The database-journal hybrid beast
Bourne, P. (2005). Will a biological database be different from a biological journal? PLoS Comput Biol, 1(3):179-181.
dx doi 10.1371/journal.pcbi.0010034
As text mining tools make it easier to annotate database entries - such as DNA, RNA or protein data - with information derived from the literature, the difference between the database and the journal may become (as Bourne suggests) harder to distinguish.
The author mentions that digital technologies are primarily a means to distribute traditional scholarly documents. Far from becoming the richly hyperlinked, database-document hybrid envisaged by some, online articles are digital surrogates for their print bretheren. Even with tools to make it easier to link databases to articles, barriers like publisher gateways, copyright issues, work practices and the effort required tend to preclude Bourne’s proposal of a database-article linked / hybrid beast.
This image of the database-article hybrid was published back in 2005. Has much changed?
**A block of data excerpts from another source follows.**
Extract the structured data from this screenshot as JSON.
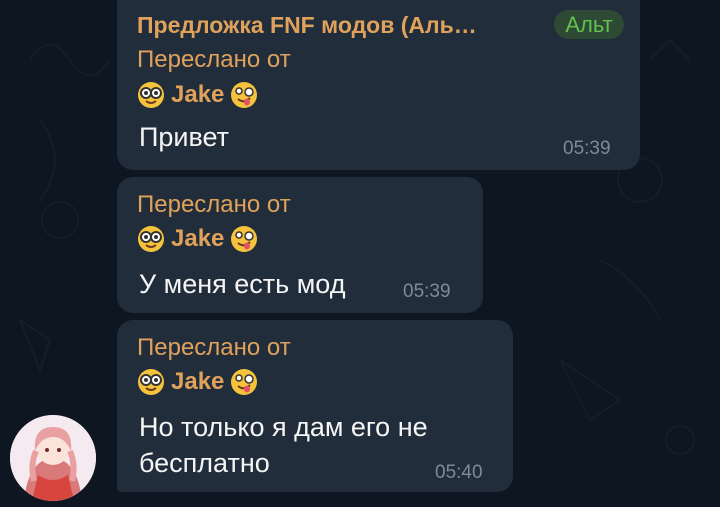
{
  "messages": [
    {
      "channel": "Предложка FNF модов (Аль…",
      "badge": "Альт",
      "forwarded_label": "Переслано от",
      "forwarded_name": "Jake",
      "text": "Привет",
      "time": "05:39"
    },
    {
      "forwarded_label": "Переслано от",
      "forwarded_name": "Jake",
      "text": "У меня есть мод",
      "time": "05:39"
    },
    {
      "forwarded_label": "Переслано от",
      "forwarded_name": "Jake",
      "text_line1": "Но только я дам его не",
      "text_line2": "бесплатно",
      "time": "05:40"
    }
  ],
  "colors": {
    "background": "#0e1621",
    "bubble": "#212d3b",
    "accent": "#e0a25a",
    "badge_text": "#5fc24f",
    "time": "#7c8b99"
  }
}
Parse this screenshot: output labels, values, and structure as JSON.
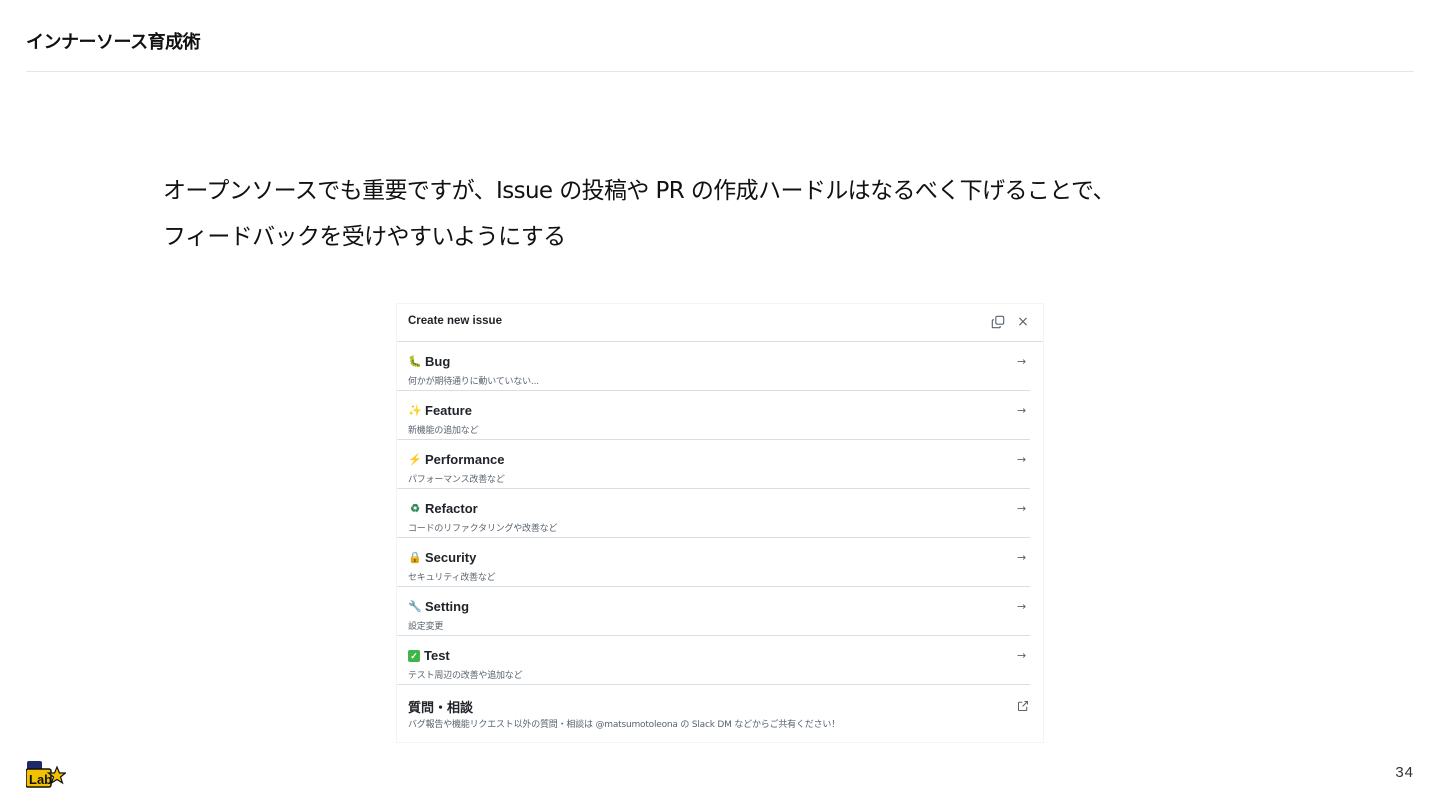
{
  "slide": {
    "header": "インナーソース育成術",
    "lead_line1": "オープンソースでも重要ですが、Issue の投稿や PR の作成ハードルはなるべく下げることで、",
    "lead_line2": "フィードバックを受けやすいようにする",
    "page_number": "34",
    "logo_text": "Lab"
  },
  "dialog": {
    "title": "Create new issue",
    "copy_icon": "copy-icon",
    "close_icon": "×",
    "arrow_glyph": "→",
    "items": [
      {
        "icon": "caterpillar-icon",
        "glyph": "🐛",
        "title": "Bug",
        "description": "何かが期待通りに動いていない..."
      },
      {
        "icon": "sparkles-icon",
        "glyph": "✨",
        "title": "Feature",
        "description": "新機能の追加など"
      },
      {
        "icon": "zap-icon",
        "glyph": "⚡",
        "title": "Performance",
        "description": "パフォーマンス改善など"
      },
      {
        "icon": "recycle-icon",
        "glyph": "♻",
        "title": "Refactor",
        "description": "コードのリファクタリングや改善など"
      },
      {
        "icon": "lock-icon",
        "glyph": "🔒",
        "title": "Security",
        "description": "セキュリティ改善など"
      },
      {
        "icon": "wrench-icon",
        "glyph": "🔧",
        "title": "Setting",
        "description": "設定変更"
      },
      {
        "icon": "check-icon",
        "glyph": "✓",
        "title": "Test",
        "description": "テスト周辺の改善や追加など"
      },
      {
        "icon": "external-link-icon",
        "title": "質問・相談",
        "description": "バグ報告や機能リクエスト以外の質問・相談は @matsumotoleona の Slack DM などからご共有ください！"
      }
    ]
  }
}
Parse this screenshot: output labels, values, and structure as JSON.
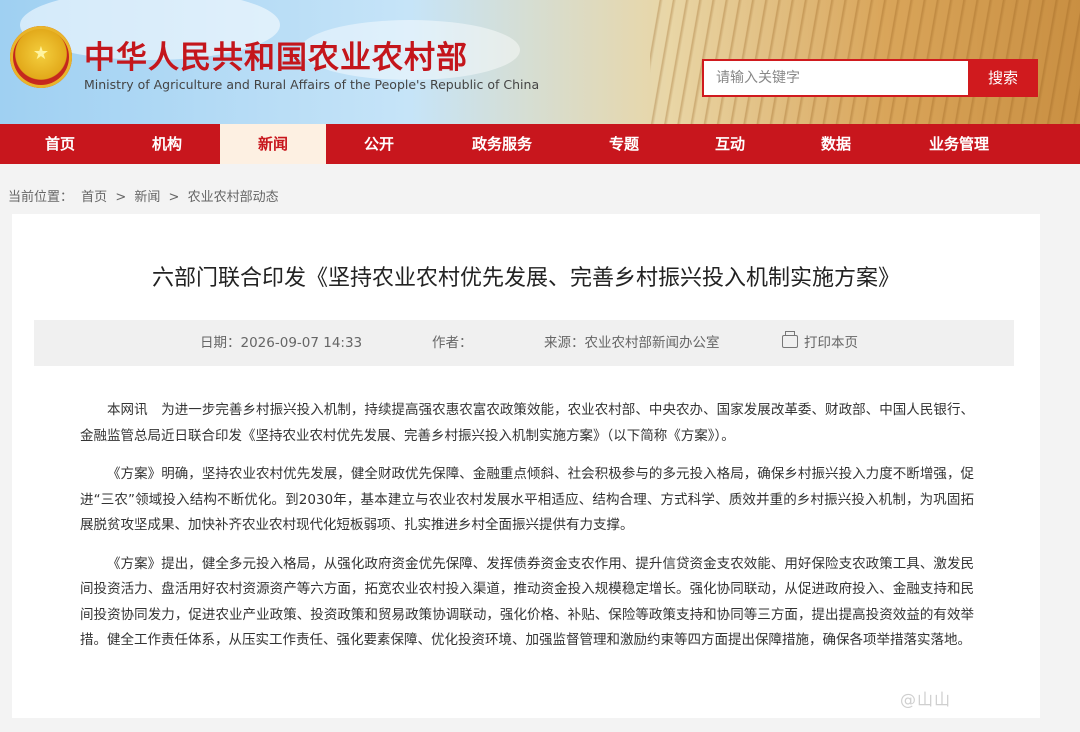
{
  "header": {
    "site_title_cn": "中华人民共和国农业农村部",
    "site_title_en": "Ministry of Agriculture and Rural Affairs of the People's Republic of China",
    "search_placeholder": "请输入关键字",
    "search_button": "搜索"
  },
  "nav": {
    "items": [
      {
        "label": "首页"
      },
      {
        "label": "机构"
      },
      {
        "label": "新闻",
        "active": true
      },
      {
        "label": "公开"
      },
      {
        "label": "政务服务"
      },
      {
        "label": "专题"
      },
      {
        "label": "互动"
      },
      {
        "label": "数据"
      },
      {
        "label": "业务管理"
      }
    ]
  },
  "breadcrumb": {
    "prefix": "当前位置：",
    "items": [
      "首页",
      ">",
      "新闻",
      ">",
      "农业农村部动态"
    ]
  },
  "article": {
    "title": "六部门联合印发《坚持农业农村优先发展、完善乡村振兴投入机制实施方案》",
    "meta": {
      "date": "日期：2026-09-07 14:33",
      "author": "作者：",
      "source": "来源：农业农村部新闻办公室",
      "print": "打印本页"
    },
    "paragraphs": [
      "本网讯　为进一步完善乡村振兴投入机制，持续提高强农惠农富农政策效能，农业农村部、中央农办、国家发展改革委、财政部、中国人民银行、金融监管总局近日联合印发《坚持农业农村优先发展、完善乡村振兴投入机制实施方案》（以下简称《方案》）。",
      "《方案》明确，坚持农业农村优先发展，健全财政优先保障、金融重点倾斜、社会积极参与的多元投入格局，确保乡村振兴投入力度不断增强，促进“三农”领域投入结构不断优化。到2030年，基本建立与农业农村发展水平相适应、结构合理、方式科学、质效并重的乡村振兴投入机制，为巩固拓展脱贫攻坚成果、加快补齐农业农村现代化短板弱项、扎实推进乡村全面振兴提供有力支撑。",
      "《方案》提出，健全多元投入格局，从强化政府资金优先保障、发挥债券资金支农作用、提升信贷资金支农效能、用好保险支农政策工具、激发民间投资活力、盘活用好农村资源资产等六方面，拓宽农业农村投入渠道，推动资金投入规模稳定增长。强化协同联动，从促进政府投入、金融支持和民间投资协同发力，促进农业产业政策、投资政策和贸易政策协调联动，强化价格、补贴、保险等政策支持和协同等三方面，提出提高投资效益的有效举措。健全工作责任体系，从压实工作责任、强化要素保障、优化投资环境、加强监督管理和激励约束等四方面提出保障措施，确保各项举措落实落地。"
    ]
  },
  "watermark": "@山山"
}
Most top biology journals still look like traditional print journals online. Separate supplementary materials sections still abound. Documents do have some hyperlinks to databases and even data repositories, though these are few in number and sophistication. Databases have links back to original articles, though these tend to be of the form of a reference list or bibliography relevant to a biological sequence or database entry.
Old habits seem hard to break. Though the twin worlds of data and literature should be brought closer together, the concept is still aspirational rather than reality. And at the rate papers are being published, perhaps we will never get round to Bourne’s sensible transformation.